Collecting accurate elevation data and exporting contours

Hello, very interesting topic.

How are ground surface elevations calculated by a drone? What are the inputs and related math?

I’m guessing it should be, for each Z reading:

+A Drone Baro Elev above launch point
+B Launch elevation
-C Drone to ground measurement (point cloud?)
= Z, ground surface elevation

Before launch, the drone baro Elev would need to be set to zero.

Over a short flight, the air pressure change should be minimal but could be offset by using a recording barometric base station at the launch site (D) for the duration of the flight to adjust factor A, above, by matching the time tags on both data sets.

WRT the GCPs, I think they primarily correct for XY mis-alignment by controlling rubbersheeting in the “horizontal plane”. Not sure if the GCP could correct for errors in A or C above or not. Needs more thought on that one.

Cheers . . . .

The GCPs provides the photogrammetry program references for X, Y and Z. As a consequence measurements on the model it produces can be cm-level accurate in XYZ across a large muli-acres site with well placed GCPs.

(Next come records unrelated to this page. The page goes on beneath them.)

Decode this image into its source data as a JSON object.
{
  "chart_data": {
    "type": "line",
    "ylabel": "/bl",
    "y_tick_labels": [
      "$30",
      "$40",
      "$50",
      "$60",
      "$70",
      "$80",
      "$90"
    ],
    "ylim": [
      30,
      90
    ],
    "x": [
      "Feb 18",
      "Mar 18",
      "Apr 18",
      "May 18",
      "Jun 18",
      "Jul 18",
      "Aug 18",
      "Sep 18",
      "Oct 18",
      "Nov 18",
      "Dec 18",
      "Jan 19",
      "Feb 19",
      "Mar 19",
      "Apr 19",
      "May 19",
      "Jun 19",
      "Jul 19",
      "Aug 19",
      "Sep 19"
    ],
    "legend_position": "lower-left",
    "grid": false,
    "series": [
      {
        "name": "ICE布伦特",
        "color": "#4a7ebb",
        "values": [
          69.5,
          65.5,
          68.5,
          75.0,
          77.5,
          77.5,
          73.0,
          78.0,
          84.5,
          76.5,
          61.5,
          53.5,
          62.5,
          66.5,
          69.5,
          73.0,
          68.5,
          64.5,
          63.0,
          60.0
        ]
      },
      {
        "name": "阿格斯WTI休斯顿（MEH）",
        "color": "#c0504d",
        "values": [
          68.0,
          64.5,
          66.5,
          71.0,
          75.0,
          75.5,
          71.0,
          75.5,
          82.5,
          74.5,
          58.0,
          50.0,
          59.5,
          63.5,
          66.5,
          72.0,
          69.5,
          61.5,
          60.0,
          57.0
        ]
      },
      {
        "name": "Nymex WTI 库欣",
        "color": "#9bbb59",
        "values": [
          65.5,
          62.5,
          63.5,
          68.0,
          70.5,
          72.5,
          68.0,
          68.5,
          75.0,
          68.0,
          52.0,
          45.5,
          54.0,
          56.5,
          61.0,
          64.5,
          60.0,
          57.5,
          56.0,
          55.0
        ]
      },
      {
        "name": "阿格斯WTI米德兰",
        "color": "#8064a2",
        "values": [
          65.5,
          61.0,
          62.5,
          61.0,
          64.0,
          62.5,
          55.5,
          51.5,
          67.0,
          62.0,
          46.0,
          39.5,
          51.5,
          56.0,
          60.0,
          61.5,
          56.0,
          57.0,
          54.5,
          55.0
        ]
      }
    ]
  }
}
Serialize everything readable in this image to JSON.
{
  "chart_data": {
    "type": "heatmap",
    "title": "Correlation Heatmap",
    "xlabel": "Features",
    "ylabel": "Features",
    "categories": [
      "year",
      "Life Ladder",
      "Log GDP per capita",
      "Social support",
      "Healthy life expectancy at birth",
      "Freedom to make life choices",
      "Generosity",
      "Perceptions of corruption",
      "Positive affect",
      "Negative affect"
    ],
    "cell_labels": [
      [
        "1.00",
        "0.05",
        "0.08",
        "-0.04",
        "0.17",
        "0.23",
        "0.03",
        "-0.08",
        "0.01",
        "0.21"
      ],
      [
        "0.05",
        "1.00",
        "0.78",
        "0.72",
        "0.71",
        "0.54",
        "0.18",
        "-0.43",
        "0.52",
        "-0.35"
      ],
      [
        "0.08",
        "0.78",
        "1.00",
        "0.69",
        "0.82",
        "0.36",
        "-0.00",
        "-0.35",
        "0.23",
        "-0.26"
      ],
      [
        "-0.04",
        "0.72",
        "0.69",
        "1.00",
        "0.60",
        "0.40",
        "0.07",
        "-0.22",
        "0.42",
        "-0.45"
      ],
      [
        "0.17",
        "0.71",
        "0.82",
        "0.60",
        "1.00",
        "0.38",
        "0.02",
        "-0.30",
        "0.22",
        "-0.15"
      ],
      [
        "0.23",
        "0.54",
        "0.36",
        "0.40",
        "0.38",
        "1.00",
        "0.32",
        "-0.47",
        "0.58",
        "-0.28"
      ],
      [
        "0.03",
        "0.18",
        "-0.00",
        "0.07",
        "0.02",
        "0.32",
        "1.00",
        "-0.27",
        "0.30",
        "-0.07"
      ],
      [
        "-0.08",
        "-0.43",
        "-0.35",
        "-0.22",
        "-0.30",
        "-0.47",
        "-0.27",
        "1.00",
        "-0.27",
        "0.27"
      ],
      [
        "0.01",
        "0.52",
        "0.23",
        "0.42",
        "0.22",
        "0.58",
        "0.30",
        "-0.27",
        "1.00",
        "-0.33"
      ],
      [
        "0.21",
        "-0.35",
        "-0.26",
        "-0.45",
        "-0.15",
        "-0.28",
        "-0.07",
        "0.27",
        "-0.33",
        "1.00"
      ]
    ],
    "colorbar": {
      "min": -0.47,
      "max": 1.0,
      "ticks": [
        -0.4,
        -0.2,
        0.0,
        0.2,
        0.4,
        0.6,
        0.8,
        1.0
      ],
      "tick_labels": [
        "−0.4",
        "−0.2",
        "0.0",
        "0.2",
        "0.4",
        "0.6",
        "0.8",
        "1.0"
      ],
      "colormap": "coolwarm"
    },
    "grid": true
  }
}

Most drones record an estimated elevation, based upon its barometer, along with GPS-based longitude and latitude on each photo it takes. The drone does not directly calculate surface elevations. These are calculated from the drone’s photos in the photogrammetry step. The drone’s barometric-based elevation is used, along with its GPS L&L data, as a starting point for camera placement. Then the alignment of camera positions are refined based upon tie-points (pixel-level features found in more than one photo which includes the GCPs) with more weight given to the GCPs. Once the cameras have been accurately aligned, then a dense point cloud of the surface is created and from this a 3D mesh model can be generated.

The more accurate the inputs, the more accurate the results. So your suggestion of adjusting A based upon a time-tagged base-station barometric recording could help but the biggest modulator of model accuracy is the GCPs. In the non-GCPs case, the improvement in elevation accuracy may be noticable but will not correct for the very real doming elevation errors on large sites discussed by James above. GCPs will correct for these errors. Some applications in precision agriculture are insensitive to absolute elevation errors if a good bare-earth model can be generated and thus require no corrections as described towards the bottom of:

Regards,
Terry.

Hi,
when we try to export the Contour DXF using the above option in dronedeploy. How can we get the line labels with the heights on the contour lines. Something like this.
image

This is slightly off of this topic and it is quite old so I am going to go ahead and close it and we will keep it running in the other thread.